In today's open, agile and fast-changing world there is a huge risk to deploy
malicious, outdated or insecure software unknowingly by deceit.
System administrators and DevOps folks are continuously at
risk of accidentally choosing the wrong library to install or container to
deploy. In the blockchain technology we found the missing link which would
allow us to build a revolutionary solution to this problem and to provide
software integrity and trust once and for all.
As we all know, digital certificates are unfit for
encrypted communication, witness the rise of Let´s Encrypt. The same is true
for signing code and virtual assets. Today, 66% of malware is signed using
officially issued digital certificates. However, software publishers cannot
sign each digital asset individually because that would be a cost and management
nightmare.
So,
the bad guys know that as long as they provide any kind of digital certificate
their malicious code will be installed because - let's be honest - who ever
checks certificates before installing software.
VMblog: And can you dive
into the technology to explain what it is that you do and offer?
Zimmer: vChain is a platform for providing and verifying software
trust. Software publishers can create their unique and verified identity on
vChain and sign their code. Compared to digital certificate, each asset is signed
with an individual signature (committed to the platform) instead of a
company-wide certificate. This means that vendors can manage their signatures
at single asset level. Software assets can be everything - source code,
binaries, containers, iso or virtual machine images, scripts, patches, etc.
The platform consists of multiple software technologies
and components.
The first component is our backend, built on top of a fast
and immutable blockchain that is operated by the Zero-Trust Consortium (ZTC). The
ZTC is a consortium which operates a permissioned and open blockchain by the
software industry for the software industry.
The second component is our vChain CodeNotary Command Line
Interface (CLI). It is a simple command line tool that allows any developer to
sign her own source code and integrate that into the build process.
No matter if signing a container, virtual machine image or
source code, manually or in an automated build process, with CodeNotary
solution providers are always in control of their software assets and can sign,
recall or deprecate them as needed. Software publishers and providers of
digital artifacts can also analyze statistics about their signed assets and
manage their signatures through modern dashboards and, of course, APIs.
CodeNotary CLI is our most powerful offering for the
upcoming future and is going to disrupt the world of digital artifact
verification for good.
Finally,
just this week we've released our vChain CodeNotary browser extension for
Chrome, available
for free
here on the Chrome Web Store. The
extension allows everybody out there to verify the integrity of downloads
against that vChain blockchain-based registry. This verification replaces the
typical manual MD5 or SHA-1. In the next version, you can expect the ability to
sign your own VM images, containers, or any kind of digital asset through the
same interface. This enables a 1 step integrity verification of any downloaded
file for the world at large.
VMblog: What are some of the problems that you are trying to solve?
Zimmer: Before vChain the issuer and owner of a digital
certificate used to sign software artifacts, were two different entities.
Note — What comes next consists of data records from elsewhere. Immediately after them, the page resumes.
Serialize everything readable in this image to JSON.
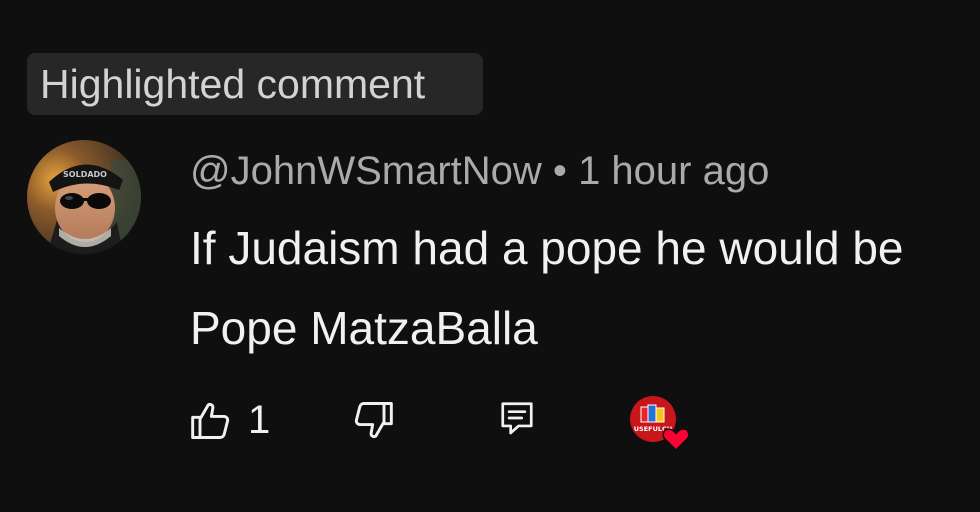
{
  "badge": {
    "label": "Highlighted comment"
  },
  "comment": {
    "author": "@JohnWSmartNow",
    "separator": "•",
    "time": "1 hour ago",
    "text": "If Judaism had a pope he would be Pope MatzaBalla",
    "avatar_icon": "user-avatar-sunglasses",
    "avatar_cap_text": "SOLDADO"
  },
  "actions": {
    "like_count": "1",
    "like_icon": "thumbs-up-icon",
    "dislike_icon": "thumbs-down-icon",
    "reply_icon": "reply-icon",
    "heart_icon": "creator-heart-icon",
    "creator_avatar_text": "USEFULCH"
  },
  "colors": {
    "background": "#0f0f0f",
    "chip": "#272727",
    "heart": "#ff0033",
    "creator_avatar": "#c8161d"
  }
}
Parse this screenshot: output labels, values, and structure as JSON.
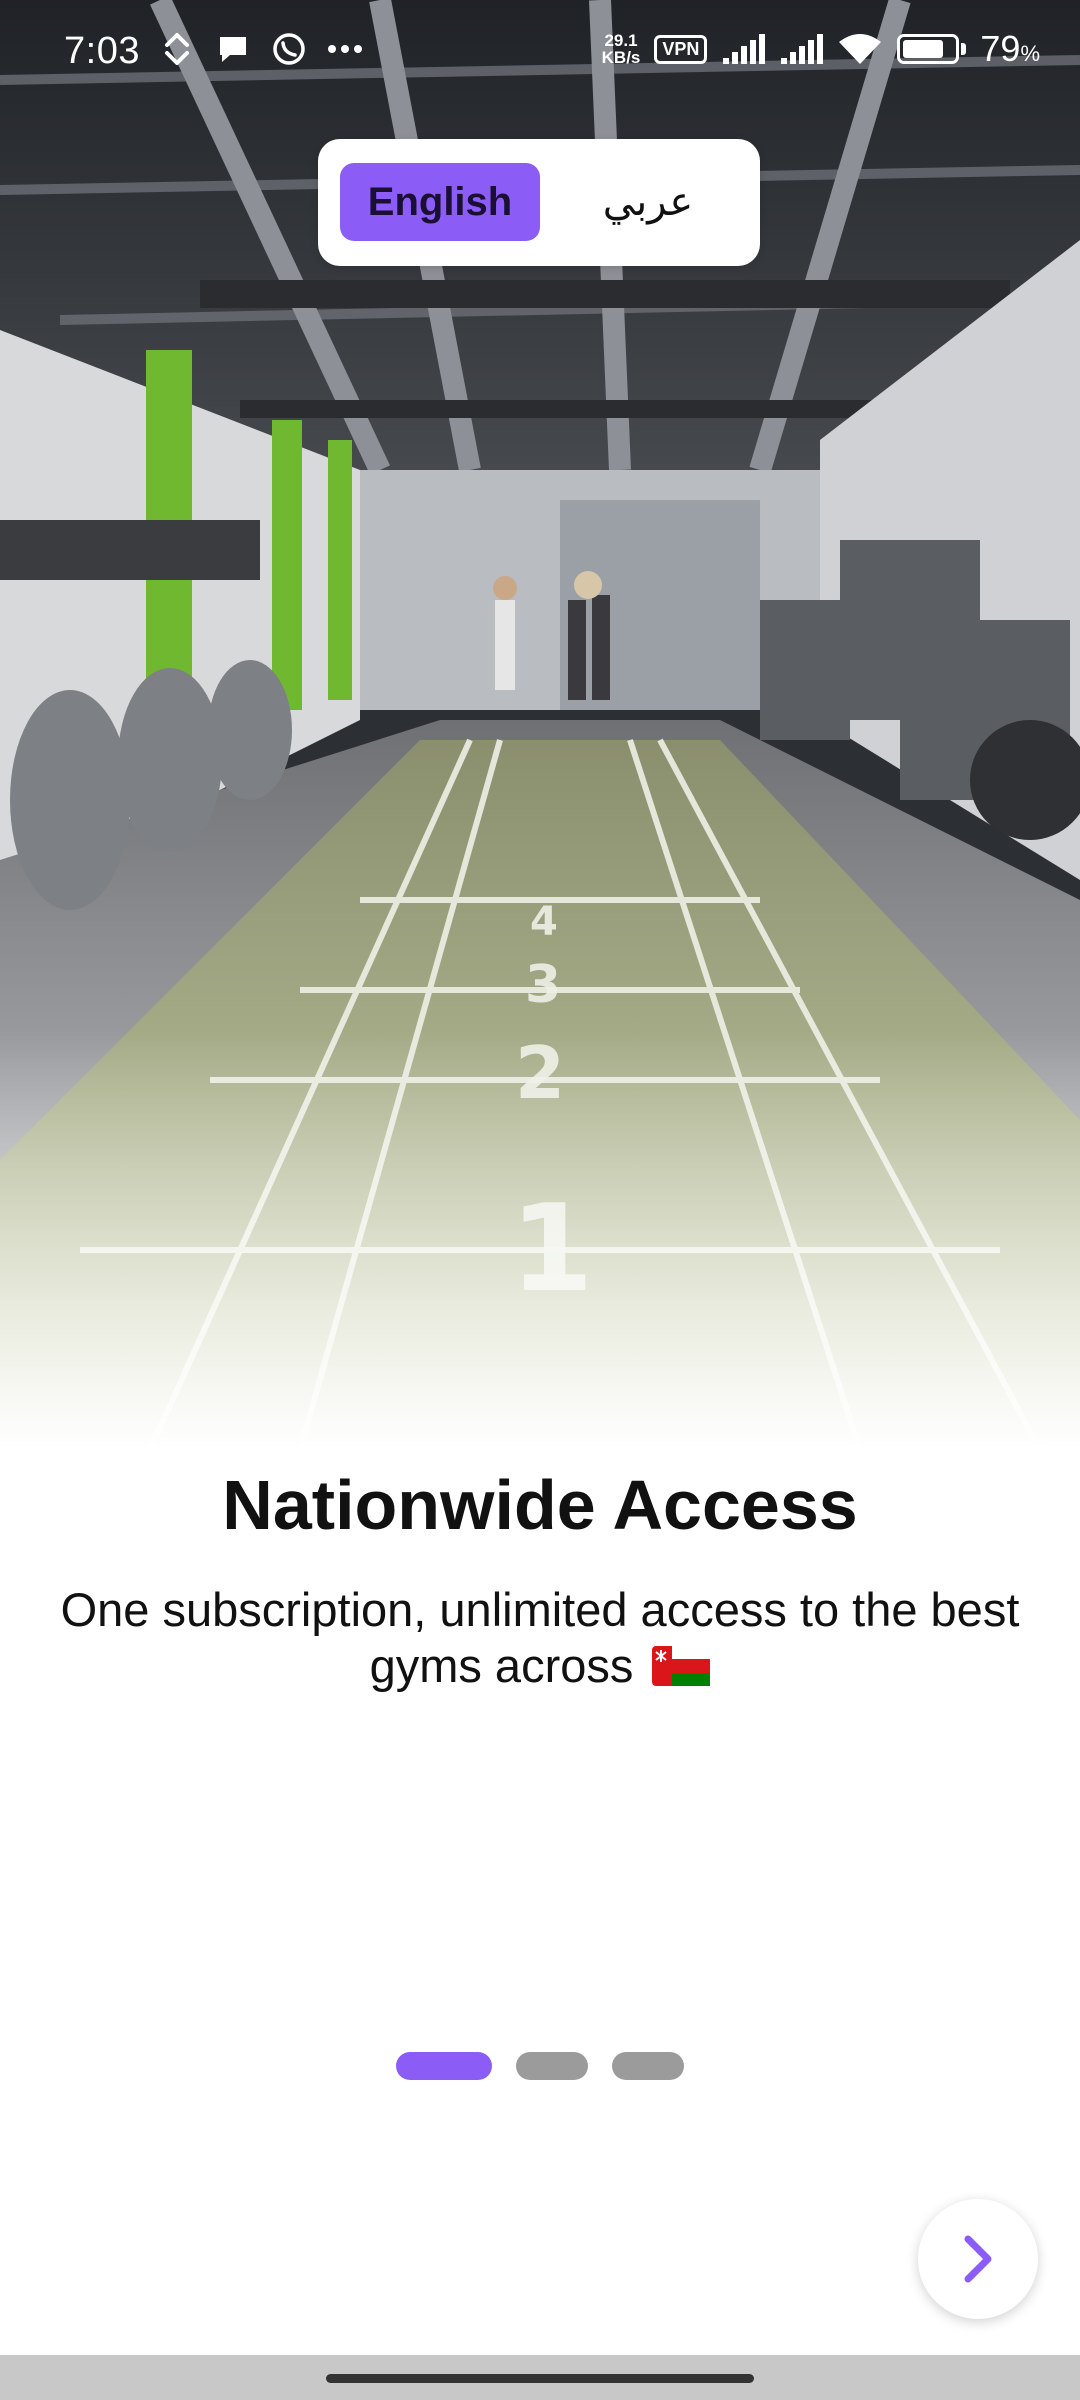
{
  "status_bar": {
    "time": "7:03",
    "net_speed_value": "29.1",
    "net_speed_unit": "KB/s",
    "vpn_label": "VPN",
    "battery_percent_value": "79",
    "battery_percent_sign": "%",
    "battery_level": 0.79
  },
  "language_switch": {
    "english_label": "English",
    "arabic_label": "عربي",
    "selected": "English"
  },
  "slide": {
    "title": "Nationwide Access",
    "description": "One subscription, unlimited access to the best gyms across"
  },
  "pagination": {
    "total": 3,
    "current": 1
  },
  "icons": {
    "next": "chevron-right-icon",
    "flag": "oman-flag-icon"
  },
  "colors": {
    "accent": "#8b5cf6",
    "dot_inactive": "#9b9b9b",
    "text": "#111111"
  }
}
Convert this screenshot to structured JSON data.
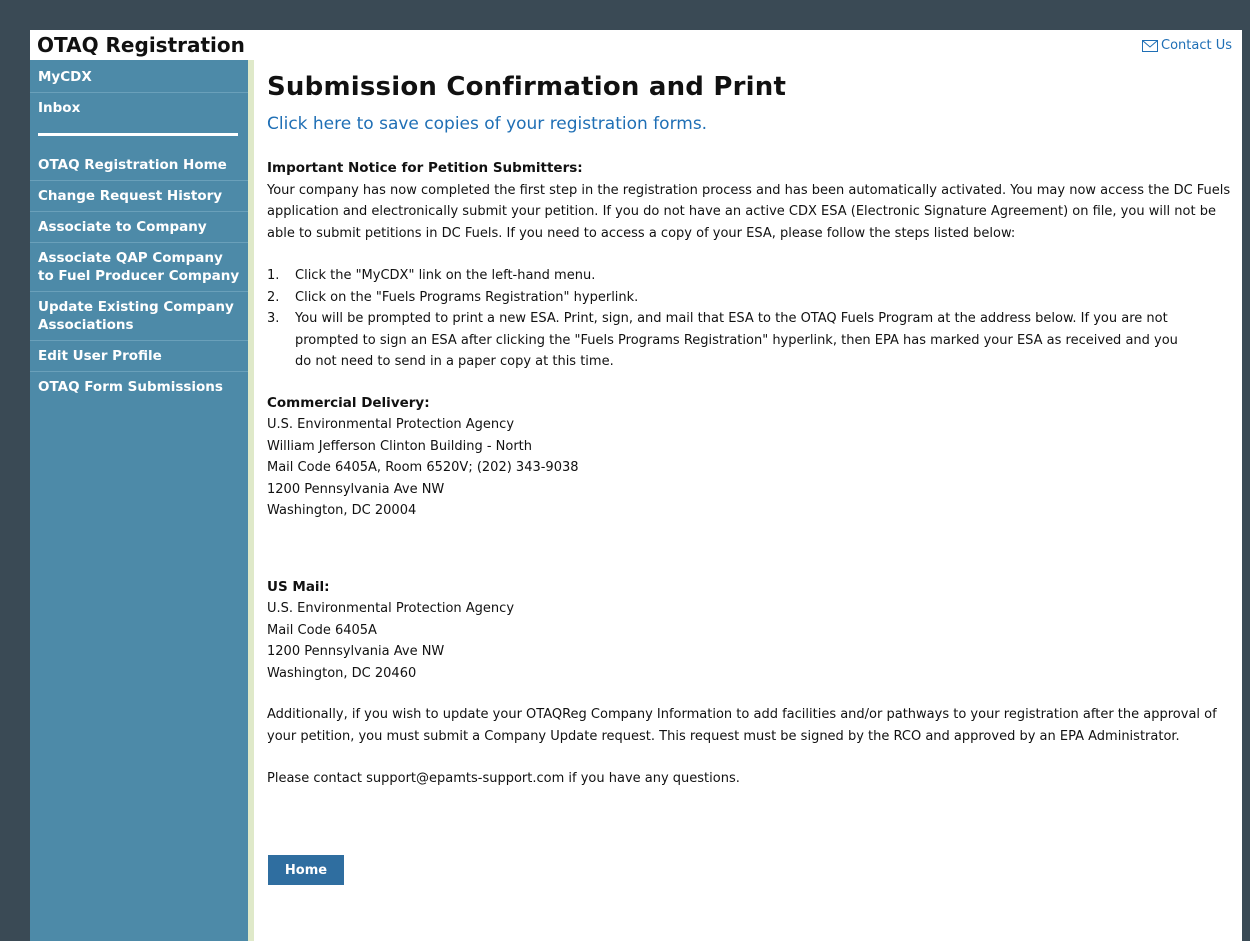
{
  "header": {
    "app_title": "OTAQ Registration",
    "contact_label": "Contact Us"
  },
  "sidebar": {
    "top_items": [
      "MyCDX",
      "Inbox"
    ],
    "items": [
      "OTAQ Registration Home",
      "Change Request History",
      "Associate to Company",
      "Associate QAP Company to Fuel Producer Company",
      "Update Existing Company Associations",
      "Edit User Profile",
      "OTAQ Form Submissions"
    ]
  },
  "main": {
    "title": "Submission Confirmation and Print",
    "save_link": "Click here to save copies of your registration forms.",
    "notice_heading": "Important Notice for Petition Submitters:",
    "notice_text": "Your company has now completed the first step in the registration process and has been automatically activated. You may now access the DC Fuels application and electronically submit your petition. If you do not have an active CDX ESA (Electronic Signature Agreement) on file, you will not be able to submit petitions in DC Fuels. If you need to access a copy of your ESA, please follow the steps listed below:",
    "steps": [
      {
        "num": "1.",
        "text": "Click the \"MyCDX\" link on the left-hand menu."
      },
      {
        "num": "2.",
        "text": "Click on the \"Fuels Programs Registration\" hyperlink."
      },
      {
        "num": "3.",
        "text": "You will be prompted to print a new ESA. Print, sign, and mail that ESA to the OTAQ Fuels Program at the address below. If you are not prompted to sign an ESA after clicking the \"Fuels Programs Registration\" hyperlink, then EPA has marked your ESA as received and you do not need to send in a paper copy at this time."
      }
    ],
    "commercial": {
      "heading": "Commercial Delivery:",
      "lines": [
        "U.S. Environmental Protection Agency",
        "William Jefferson Clinton Building - North",
        "Mail Code 6405A, Room 6520V; (202) 343-9038",
        "1200 Pennsylvania Ave NW",
        "Washington, DC 20004"
      ]
    },
    "usmail": {
      "heading": "US Mail:",
      "lines": [
        "U.S. Environmental Protection Agency",
        "Mail Code 6405A",
        "1200 Pennsylvania Ave NW",
        "Washington, DC 20460"
      ]
    },
    "additional_text": "Additionally, if you wish to update your OTAQReg Company Information to add facilities and/or pathways to your registration after the approval of your petition, you must submit a Company Update request. This request must be signed by the RCO and approved by an EPA Administrator.",
    "contact_text": "Please contact support@epamts-support.com if you have any questions.",
    "home_button": "Home"
  },
  "colors": {
    "sidebar_bg": "#4d8aa8",
    "link": "#1f6fb5",
    "button_bg": "#2f6ea0"
  }
}
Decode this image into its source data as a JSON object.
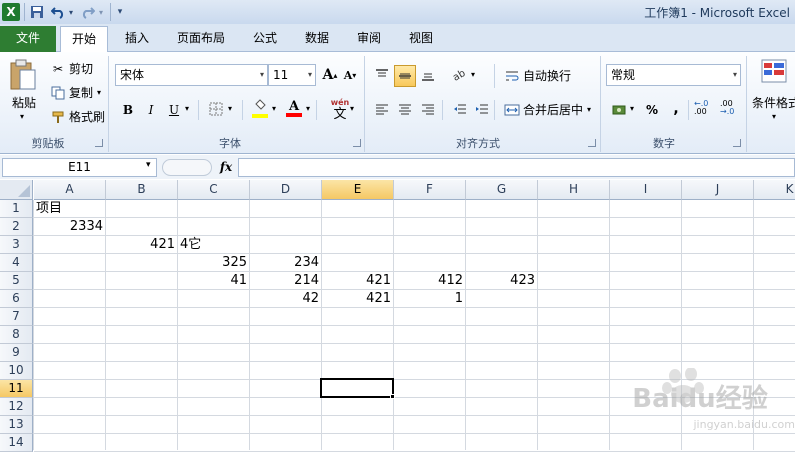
{
  "window": {
    "title": "工作簿1 - Microsoft Excel"
  },
  "quick_access": {
    "app_icon": "excel-icon",
    "save_icon": "save-icon",
    "undo_icon": "undo-icon",
    "redo_icon": "redo-icon",
    "customize_icon": "customize-icon"
  },
  "tabs": {
    "file": "文件",
    "home": "开始",
    "items": [
      "插入",
      "页面布局",
      "公式",
      "数据",
      "审阅",
      "视图"
    ]
  },
  "ribbon": {
    "clipboard": {
      "paste": "粘贴",
      "cut": "剪切",
      "copy": "复制",
      "format_painter": "格式刷",
      "group_label": "剪贴板"
    },
    "font": {
      "font_name": "宋体",
      "font_size": "11",
      "bold": "B",
      "italic": "I",
      "underline": "U",
      "grow": "A",
      "shrink": "A",
      "font_color_glyph": "A",
      "phonetic": "wén",
      "phonetic_sub": "文",
      "group_label": "字体",
      "fill_color": "#ffff00",
      "text_color": "#ff0000"
    },
    "alignment": {
      "wrap_text": "自动换行",
      "merge_center": "合并后居中",
      "group_label": "对齐方式"
    },
    "number": {
      "format": "常规",
      "percent": "%",
      "comma": ",",
      "inc_decimal": ".00",
      "dec_decimal": ".00",
      "group_label": "数字"
    },
    "styles": {
      "conditional": "条件格式"
    }
  },
  "formula_bar": {
    "name_box": "E11",
    "fx": "fx",
    "value": ""
  },
  "grid": {
    "columns": [
      "A",
      "B",
      "C",
      "D",
      "E",
      "F",
      "G",
      "H",
      "I",
      "J",
      "K"
    ],
    "rows": [
      "1",
      "2",
      "3",
      "4",
      "5",
      "6",
      "7",
      "8",
      "9",
      "10",
      "11",
      "12",
      "13",
      "14"
    ],
    "selected_col": "E",
    "selected_row": "11",
    "cells": {
      "A1": "项目",
      "A2": "2334",
      "B3": "421",
      "C3": "4它",
      "C4": "325",
      "D4": "234",
      "C5": "41",
      "D5": "214",
      "E5": "421",
      "F5": "412",
      "G5": "423",
      "D6": "42",
      "E6": "421",
      "F6": "1"
    }
  },
  "watermark": {
    "brand": "Baidu经验",
    "url": "jingyan.baidu.com"
  }
}
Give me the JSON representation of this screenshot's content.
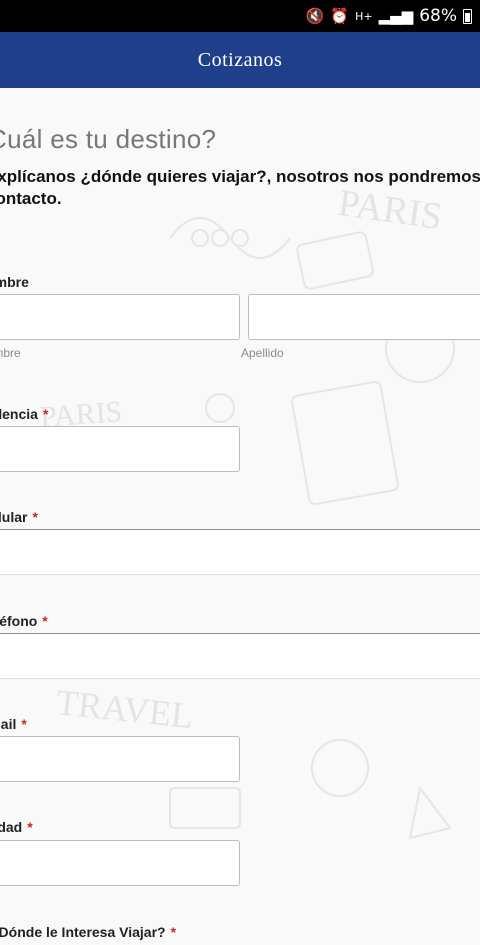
{
  "status_bar": {
    "battery": "68%",
    "network": "H+"
  },
  "app_bar": {
    "title": "Cotizanos"
  },
  "form": {
    "heading": "Cuál es tu destino?",
    "subheading_line1": "Explícanos ¿dónde quieres viajar?, nosotros nos pondremos en",
    "subheading_line2": "contacto.",
    "name_label": "Nombre",
    "first_name_sublabel": "Nombre",
    "last_name_sublabel": "Apellido",
    "residence_label": "Residencia",
    "mobile_label": "Celular",
    "phone_label": "Teléfono",
    "email_label": "Email",
    "age_label": "Edad",
    "destination_label": "¿Dónde le Interesa Viajar?",
    "required_mark": "*"
  },
  "doodles": {
    "paris": "PARIS",
    "travel": "TRAVEL"
  }
}
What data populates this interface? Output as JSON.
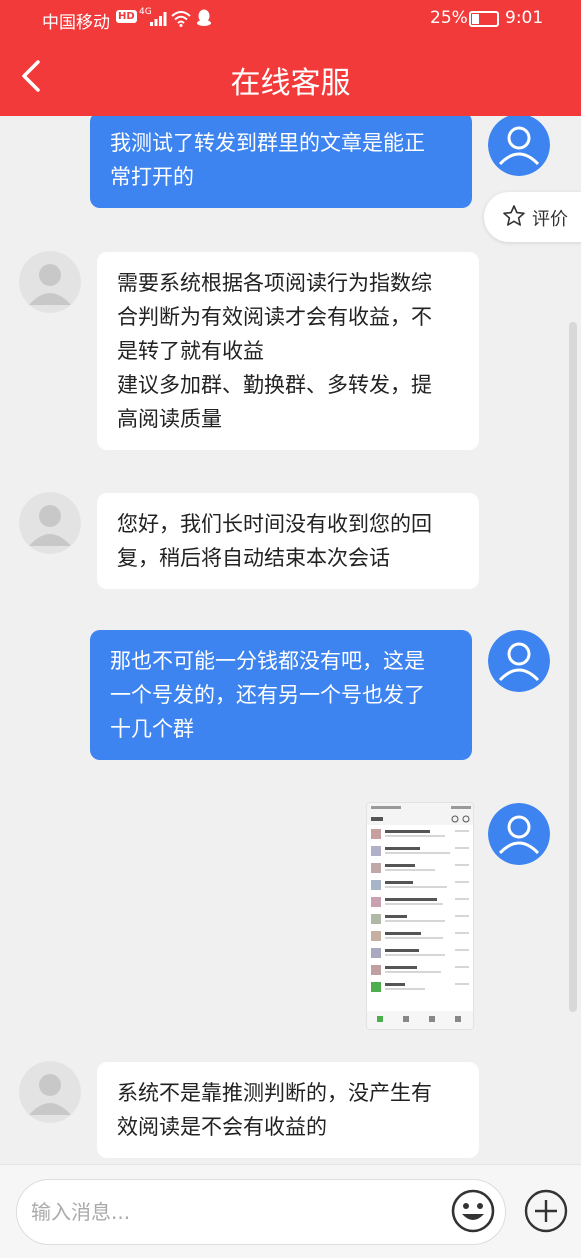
{
  "status_bar": {
    "carrier": "中国移动",
    "hd": "HD",
    "network": "4G",
    "battery_level": 0.25,
    "battery_percent": "25%",
    "time": "9:01"
  },
  "header": {
    "title": "在线客服",
    "background_color": "#f23a3a"
  },
  "rate_button": {
    "label": "评价",
    "icon": "star-icon"
  },
  "messages": [
    {
      "sender": "user",
      "lines": [
        "我测试了转发到群里的文章是能正",
        "常打开的"
      ]
    },
    {
      "sender": "agent",
      "lines": [
        "需要系统根据各项阅读行为指数综",
        "合判断为有效阅读才会有收益，不",
        "是转了就有收益",
        "建议多加群、勤换群、多转发，提",
        "高阅读质量"
      ]
    },
    {
      "sender": "agent",
      "lines": [
        "您好，我们长时间没有收到您的回",
        "复，稍后将自动结束本次会话"
      ]
    },
    {
      "sender": "user",
      "lines": [
        "那也不可能一分钱都没有吧，这是",
        "一个号发的，还有另一个号也发了",
        "十几个群"
      ]
    },
    {
      "sender": "user",
      "type": "image",
      "content": "wechat-chat-list-screenshot"
    },
    {
      "sender": "agent",
      "lines": [
        "系统不是靠推测判断的，没产生有",
        "效阅读是不会有收益的"
      ]
    }
  ],
  "input": {
    "placeholder": "输入消息..."
  },
  "colors": {
    "user_bubble": "#3d84f0",
    "agent_bubble": "#ffffff",
    "chat_background": "#f0f0f0"
  }
}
This
created a disconnect between what the publishers would like to sign and what is
reasonably feasible with that old approach.
With
vChain blockchain-based verification platform the owner and issuer of the
signature are one and the same, without the need to go through third party
(i.e. Certificate Authority). With vChain there is full visibility over the
signature (what was signed, when, etc.) as well as manageability of the
software asset throughout its whole lifecycle. At the very core, vChain
democratizes and liberates digital signatures from the hard and expensive bond
of digital certificates authorities.
Imagine the following exercise:
- Add trust to your
software by signing your assets with infinite granularity
- Now make it a 1
step process
- Repeat #2 at will
for any number of artifacts and assets
|
CodeNotary allows you to manage your signed software
centrally. Being able to see what was signed, when, by whom (you might be
working in an organization where multiple people can sign assets) as well as
when it was verified, from where, etc. means being in full control of your
software assets, whether distributed to customers or for internal purposes.
For example, imagine recalling a version of your software
or docker image because there is a known security vulnerability or because you
do not support it any more, in seconds and with a 1 step command.
Today, software vendors sign all their software
distributions using the same certificate and it's impossible to know how many
assets have been signed with a given certificate (including if someone else got
hold of your certificate private key and signed malicious code with it). That
also means that the revocation process is broken and made impossible at scale.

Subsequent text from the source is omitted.